Das Mitternachtsfeuer
Es war in alter Zeit, da hauste auf Schloß Itter ein gar grausamer Geist. Er versuchte ahnungslose Menschen in die Nähe des Schlosses zu bringen, von wo er sie in ein unterirdisches Verließ brachte und dort tagelang quälte.
Ein Bauer vom Salvenberg hatte am Abend in Itter etwas zu tun. Als er sich auf den Heimweg machte, war es stockdunkel. -Gehört hatte er vom Itterer Geist schon oft, aber er glaubte nicht daran. - Auf einmal stand ein Mann neben ihm. Der fremde Mann nahm den Bauer beim Arm und ging mit ihm in jenes Verließ, in dem schon viele schmachteten. Wieder Bauer sah, was der Mann mit ihm wollte, sagte er: "Was willst du?" "Nichts", antwortete der Mann. "Warum hast du mich hierher gebracht?" fragte der Bauer.
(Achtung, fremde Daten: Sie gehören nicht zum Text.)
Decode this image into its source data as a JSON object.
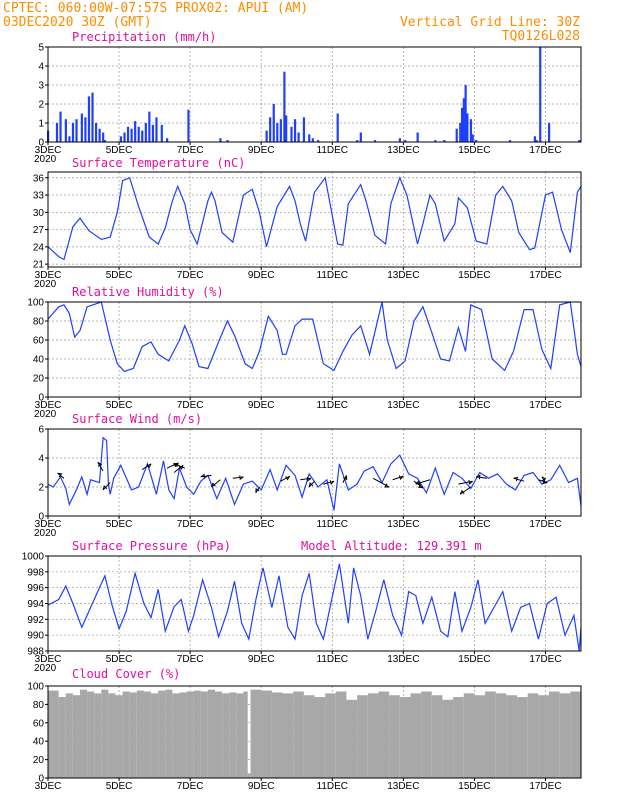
{
  "header": {
    "line1_left": "CPTEC:   060:00W-07:57S   PROX02: APUI (AM)",
    "line2_left": "03DEC2020 30Z (GMT)",
    "line2_right": "Vertical Grid Line: 30Z",
    "line3_right": "TQ0126L028"
  },
  "x_axis": {
    "start_day": 3,
    "end_day": 18,
    "tick_labels": [
      "3DEC",
      "5DEC",
      "7DEC",
      "9DEC",
      "11DEC",
      "13DEC",
      "15DEC",
      "17DEC"
    ],
    "year_label": "2020"
  },
  "colors": {
    "series": "#1f3fff",
    "arrow": "#000000",
    "cloud": "#a8a8a8",
    "title": "#e0109a",
    "header": "#ff8c00"
  },
  "chart_data": [
    {
      "type": "bar",
      "title": "Precipitation (mm/h)",
      "ylim": [
        0,
        5
      ],
      "yticks": [
        0,
        1,
        2,
        3,
        4,
        5
      ],
      "x": [
        3.0,
        3.25,
        3.35,
        3.5,
        3.6,
        3.7,
        3.8,
        3.95,
        4.05,
        4.15,
        4.25,
        4.35,
        4.45,
        4.55,
        4.6,
        5.05,
        5.15,
        5.25,
        5.35,
        5.45,
        5.55,
        5.65,
        5.75,
        5.85,
        5.95,
        6.05,
        6.2,
        6.35,
        6.95,
        7.85,
        8.05,
        9.15,
        9.25,
        9.35,
        9.45,
        9.55,
        9.65,
        9.7,
        9.85,
        9.95,
        10.05,
        10.2,
        10.35,
        10.45,
        10.6,
        11.15,
        11.7,
        11.8,
        12.2,
        12.9,
        13.05,
        13.4,
        13.9,
        14.15,
        14.5,
        14.6,
        14.65,
        14.7,
        14.75,
        14.8,
        14.9,
        14.95,
        15.05,
        16.0,
        16.7,
        16.75,
        16.85,
        17.1,
        17.95
      ],
      "values": [
        0.6,
        1.0,
        1.6,
        1.2,
        0.3,
        1.0,
        1.2,
        1.5,
        1.3,
        2.4,
        2.6,
        1.0,
        0.7,
        0.5,
        0.1,
        0.3,
        0.5,
        0.8,
        0.7,
        1.1,
        0.8,
        0.6,
        1.0,
        1.6,
        0.9,
        1.3,
        0.9,
        0.2,
        1.7,
        0.2,
        0.1,
        0.6,
        1.3,
        2.0,
        1.0,
        1.2,
        3.7,
        1.4,
        0.8,
        1.2,
        0.5,
        1.3,
        0.4,
        0.2,
        0.1,
        1.5,
        0.1,
        0.5,
        0.1,
        0.2,
        0.1,
        0.5,
        0.1,
        0.1,
        0.7,
        1.0,
        1.8,
        2.3,
        3.0,
        1.5,
        1.2,
        0.4,
        0.1,
        0.1,
        0.3,
        0.1,
        5.0,
        1.0,
        0.1
      ]
    },
    {
      "type": "line",
      "title": "Surface Temperature (nC)",
      "ylim": [
        20.5,
        37
      ],
      "yticks": [
        21,
        24,
        27,
        30,
        33,
        36
      ],
      "x": [
        3.0,
        3.3,
        3.45,
        3.7,
        3.9,
        4.15,
        4.5,
        4.75,
        4.95,
        5.1,
        5.3,
        5.55,
        5.85,
        6.1,
        6.3,
        6.5,
        6.65,
        6.85,
        7.0,
        7.2,
        7.5,
        7.6,
        7.7,
        7.9,
        8.2,
        8.5,
        8.75,
        8.95,
        9.15,
        9.45,
        9.8,
        9.95,
        10.1,
        10.25,
        10.5,
        10.8,
        11.15,
        11.3,
        11.45,
        11.8,
        11.95,
        12.2,
        12.5,
        12.65,
        12.9,
        13.1,
        13.4,
        13.55,
        13.75,
        13.9,
        14.15,
        14.45,
        14.55,
        14.8,
        15.05,
        15.35,
        15.6,
        15.8,
        16.05,
        16.25,
        16.55,
        16.7,
        17.0,
        17.2,
        17.45,
        17.7,
        17.9,
        18.0
      ],
      "values": [
        24,
        22.3,
        21.8,
        27.5,
        29,
        26.8,
        25.3,
        25.7,
        30,
        35.5,
        36,
        31,
        25.7,
        24.5,
        27.3,
        32,
        34.5,
        31.5,
        27,
        24.5,
        32,
        33.5,
        32,
        26.5,
        24.8,
        33,
        34,
        30,
        24,
        31,
        34.5,
        32,
        28,
        25,
        33.5,
        36,
        24.5,
        24.3,
        31.5,
        34.8,
        32,
        26,
        24.5,
        31.5,
        36,
        33,
        24.5,
        28,
        33,
        31.5,
        25,
        28,
        32.5,
        30.8,
        25,
        24.5,
        33,
        34.5,
        32,
        26.5,
        23.5,
        23.8,
        33,
        33.5,
        27,
        23,
        33.5,
        34.5
      ]
    },
    {
      "type": "line",
      "title": "Relative Humidity (%)",
      "ylim": [
        0,
        100
      ],
      "yticks": [
        0,
        20,
        40,
        60,
        80,
        100
      ],
      "x": [
        3.0,
        3.3,
        3.45,
        3.6,
        3.75,
        3.9,
        4.1,
        4.5,
        4.75,
        4.95,
        5.15,
        5.4,
        5.65,
        5.9,
        6.1,
        6.4,
        6.7,
        6.85,
        7.05,
        7.25,
        7.5,
        7.8,
        8.05,
        8.25,
        8.55,
        8.75,
        8.95,
        9.2,
        9.45,
        9.6,
        9.7,
        9.95,
        10.15,
        10.45,
        10.75,
        11.05,
        11.3,
        11.55,
        11.8,
        12.05,
        12.4,
        12.55,
        12.8,
        13.05,
        13.3,
        13.55,
        13.8,
        14.05,
        14.3,
        14.55,
        14.75,
        14.9,
        15.2,
        15.5,
        15.85,
        16.1,
        16.4,
        16.65,
        16.9,
        17.15,
        17.4,
        17.7,
        17.9,
        18.0
      ],
      "values": [
        82,
        95,
        97,
        88,
        63,
        70,
        95,
        100,
        60,
        35,
        27,
        30,
        53,
        58,
        45,
        38,
        60,
        75,
        57,
        32,
        30,
        58,
        80,
        65,
        35,
        30,
        48,
        85,
        70,
        45,
        45,
        75,
        82,
        82,
        35,
        28,
        48,
        65,
        75,
        45,
        100,
        60,
        30,
        38,
        80,
        95,
        68,
        40,
        38,
        73,
        48,
        97,
        92,
        40,
        28,
        48,
        92,
        92,
        50,
        30,
        97,
        100,
        45,
        32
      ]
    },
    {
      "type": "line",
      "title": "Surface Wind (m/s)",
      "ylim": [
        0,
        6
      ],
      "yticks": [
        0,
        2,
        4,
        6
      ],
      "x": [
        3.0,
        3.15,
        3.35,
        3.5,
        3.6,
        3.8,
        3.95,
        4.1,
        4.2,
        4.45,
        4.55,
        4.65,
        4.7,
        4.75,
        4.85,
        5.05,
        5.35,
        5.55,
        5.8,
        6.05,
        6.25,
        6.4,
        6.55,
        6.7,
        6.9,
        7.1,
        7.3,
        7.5,
        7.75,
        8.0,
        8.25,
        8.5,
        8.75,
        9.0,
        9.25,
        9.45,
        9.7,
        9.95,
        10.15,
        10.35,
        10.6,
        10.85,
        11.05,
        11.2,
        11.45,
        11.7,
        11.9,
        12.15,
        12.4,
        12.65,
        12.9,
        13.15,
        13.4,
        13.65,
        13.9,
        14.15,
        14.4,
        14.65,
        14.9,
        15.15,
        15.4,
        15.65,
        15.9,
        16.15,
        16.4,
        16.65,
        16.9,
        17.15,
        17.4,
        17.65,
        17.9,
        18.0
      ],
      "values": [
        2.2,
        2.0,
        2.7,
        1.9,
        0.8,
        1.8,
        2.7,
        1.5,
        2.5,
        2.3,
        5.4,
        5.2,
        2.2,
        1.5,
        2.6,
        3.5,
        1.8,
        2.0,
        3.6,
        1.5,
        3.8,
        1.8,
        1.2,
        3.3,
        2.0,
        1.5,
        2.4,
        2.8,
        1.2,
        2.6,
        0.8,
        2.2,
        2.4,
        1.8,
        3.2,
        1.8,
        3.5,
        2.8,
        1.3,
        2.9,
        2.0,
        2.5,
        0.4,
        3.6,
        1.8,
        2.2,
        3.1,
        3.4,
        2.3,
        3.6,
        4.2,
        2.9,
        2.6,
        1.6,
        3.3,
        1.5,
        3.0,
        2.6,
        1.9,
        3.0,
        2.6,
        2.9,
        2.2,
        1.8,
        2.8,
        3.0,
        2.2,
        2.5,
        3.5,
        2.3,
        2.6,
        0.7
      ]
    },
    {
      "type": "line",
      "title": "Surface Pressure (hPa)",
      "annotation": "Model Altitude: 129.391 m",
      "ylim": [
        988,
        1000
      ],
      "yticks": [
        988,
        990,
        992,
        994,
        996,
        998,
        1000
      ],
      "x": [
        3.0,
        3.3,
        3.5,
        3.7,
        3.95,
        4.2,
        4.4,
        4.6,
        4.8,
        5.0,
        5.2,
        5.45,
        5.7,
        5.9,
        6.1,
        6.3,
        6.55,
        6.75,
        6.95,
        7.1,
        7.35,
        7.6,
        7.8,
        8.05,
        8.25,
        8.45,
        8.65,
        8.85,
        9.05,
        9.3,
        9.5,
        9.75,
        9.95,
        10.15,
        10.35,
        10.55,
        10.75,
        10.95,
        11.2,
        11.45,
        11.6,
        11.8,
        12.0,
        12.25,
        12.45,
        12.7,
        12.95,
        13.15,
        13.35,
        13.55,
        13.8,
        14.05,
        14.25,
        14.45,
        14.65,
        14.9,
        15.1,
        15.3,
        15.55,
        15.8,
        16.05,
        16.3,
        16.55,
        16.8,
        17.05,
        17.3,
        17.55,
        17.8,
        17.95,
        18.0
      ],
      "values": [
        993.8,
        994.5,
        996.2,
        994,
        991,
        993.5,
        995.5,
        997.5,
        993.8,
        990.8,
        993,
        997.8,
        994,
        992.2,
        995.8,
        990.5,
        993.6,
        994.5,
        990.5,
        992.5,
        997,
        993.5,
        989.8,
        993,
        996.8,
        991.5,
        989.5,
        994.5,
        998.5,
        993.5,
        997.5,
        991,
        989.5,
        995,
        997.8,
        991.5,
        989.5,
        993.8,
        999,
        991.5,
        998.5,
        995,
        989.5,
        993.5,
        997,
        992.5,
        990,
        995.5,
        995,
        991.5,
        994.8,
        990.5,
        989.8,
        995.5,
        990.5,
        993.5,
        997,
        991.5,
        993.5,
        995.5,
        990.5,
        993.5,
        994,
        989.5,
        994,
        994.8,
        990,
        992.5,
        988,
        991
      ]
    },
    {
      "type": "bar",
      "title": "Cloud Cover (%)",
      "ylim": [
        0,
        100
      ],
      "yticks": [
        0,
        20,
        40,
        60,
        80,
        100
      ],
      "x": [
        3.0,
        3.3,
        3.5,
        3.7,
        3.9,
        4.1,
        4.3,
        4.5,
        4.7,
        4.9,
        5.1,
        5.3,
        5.5,
        5.7,
        5.9,
        6.1,
        6.3,
        6.5,
        6.7,
        6.9,
        7.1,
        7.3,
        7.5,
        7.7,
        7.9,
        8.1,
        8.3,
        8.5,
        8.62,
        8.7,
        9.0,
        9.3,
        9.6,
        9.9,
        10.2,
        10.5,
        10.8,
        11.1,
        11.4,
        11.7,
        12.0,
        12.3,
        12.6,
        12.9,
        13.2,
        13.5,
        13.8,
        14.1,
        14.4,
        14.7,
        15.0,
        15.3,
        15.6,
        15.9,
        16.2,
        16.5,
        16.8,
        17.1,
        17.4,
        17.7,
        18.0
      ],
      "values": [
        95,
        88,
        92,
        90,
        96,
        94,
        92,
        96,
        92,
        90,
        94,
        93,
        95,
        94,
        92,
        95,
        96,
        92,
        93,
        94,
        95,
        94,
        96,
        94,
        92,
        93,
        92,
        94,
        5,
        96,
        95,
        93,
        92,
        94,
        90,
        88,
        92,
        94,
        85,
        90,
        92,
        94,
        90,
        88,
        92,
        94,
        90,
        85,
        88,
        92,
        90,
        94,
        92,
        90,
        88,
        92,
        90,
        94,
        92,
        94,
        95
      ]
    }
  ],
  "wind_arrows": {
    "description": "direction barbs",
    "items": [
      {
        "x": 3.45,
        "y": 2.6,
        "dx": -0.18,
        "dy": 0.35
      },
      {
        "x": 4.55,
        "y": 3.1,
        "dx": -0.15,
        "dy": 0.6
      },
      {
        "x": 4.75,
        "y": 2.3,
        "dx": -0.2,
        "dy": -0.5
      },
      {
        "x": 5.65,
        "y": 3.2,
        "dx": 0.25,
        "dy": 0.4
      },
      {
        "x": 6.35,
        "y": 3.3,
        "dx": 0.3,
        "dy": 0.35
      },
      {
        "x": 6.55,
        "y": 3.0,
        "dx": 0.25,
        "dy": 0.5
      },
      {
        "x": 6.85,
        "y": 3.3,
        "dx": -0.3,
        "dy": 0.3
      },
      {
        "x": 7.6,
        "y": 2.8,
        "dx": -0.3,
        "dy": -0.1
      },
      {
        "x": 7.85,
        "y": 2.5,
        "dx": -0.25,
        "dy": -0.5
      },
      {
        "x": 8.2,
        "y": 2.6,
        "dx": 0.3,
        "dy": 0.1
      },
      {
        "x": 8.95,
        "y": 2.0,
        "dx": -0.1,
        "dy": -0.4
      },
      {
        "x": 9.55,
        "y": 2.4,
        "dx": 0.25,
        "dy": 0.35
      },
      {
        "x": 10.1,
        "y": 2.5,
        "dx": 0.3,
        "dy": 0.1
      },
      {
        "x": 10.5,
        "y": 2.4,
        "dx": -0.15,
        "dy": -0.4
      },
      {
        "x": 10.75,
        "y": 2.2,
        "dx": 0.3,
        "dy": 0.2
      },
      {
        "x": 11.3,
        "y": 2.3,
        "dx": 0.1,
        "dy": 0.5
      },
      {
        "x": 12.15,
        "y": 2.6,
        "dx": 0.45,
        "dy": -0.6
      },
      {
        "x": 12.7,
        "y": 2.5,
        "dx": 0.3,
        "dy": 0.25
      },
      {
        "x": 13.3,
        "y": 2.4,
        "dx": 0.25,
        "dy": -0.45
      },
      {
        "x": 13.75,
        "y": 2.5,
        "dx": -0.4,
        "dy": -0.3
      },
      {
        "x": 14.55,
        "y": 2.2,
        "dx": 0.4,
        "dy": 0.2
      },
      {
        "x": 14.9,
        "y": 2.0,
        "dx": -0.3,
        "dy": -0.5
      },
      {
        "x": 15.35,
        "y": 2.6,
        "dx": -0.3,
        "dy": 0.1
      },
      {
        "x": 16.4,
        "y": 2.4,
        "dx": -0.3,
        "dy": 0.2
      },
      {
        "x": 16.8,
        "y": 2.5,
        "dx": 0.25,
        "dy": -0.2
      },
      {
        "x": 17.0,
        "y": 2.3,
        "dx": -0.1,
        "dy": 0.4
      }
    ]
  }
}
Jetzt gab sich der Mann zu erkennen; er war der Geist von Itter. Dem Bauern wurde bang. Was nun? Da im Verließ auch kein Licht war, durchsuchte der Bauer seine Taschen und fand, was er brauchte. Zunder und Feuerstein. Schnell probierte er Feuer zu machen. Und es gelang ihm. Mit dem Feuer in der Hand versuchte er die Tür zu öffnen. Als er die Tür geöffnet hatte, flüchtete er in das Freie.
Seit diesem Tage mußte der Geist bis zu seiner Erlösung im Verließ neben einem Lichtlein bleiben. Zur Mitternachtstunde wurde das Lichtlein größer; dieses Lichtlein nannte man das Mitternachtsfeuer.
Als der Geist erlöst wurde, wanderte das Lichtlein in der Nacht
zu jenem Bauern, der ihm im Verließ mit Zunder und Feuerstein Feuer
machte. Dort erlosch es.
Quelle: Anton Schipflinger in: Tiroler Heimatblätter
1937, Nr. 3, S. 79 - 81.
aus: Sagen, Bräuche und Geschichten aus dem Brixental und seiner
näheren Umgebung, gesammelt und niedergeschrieben vom Penningberger
Volksliteraten Anton Schipflinger, zusammengestellt von Franz Traxler,
Innsbruck 1995 (Schlern-Schriften Band 299).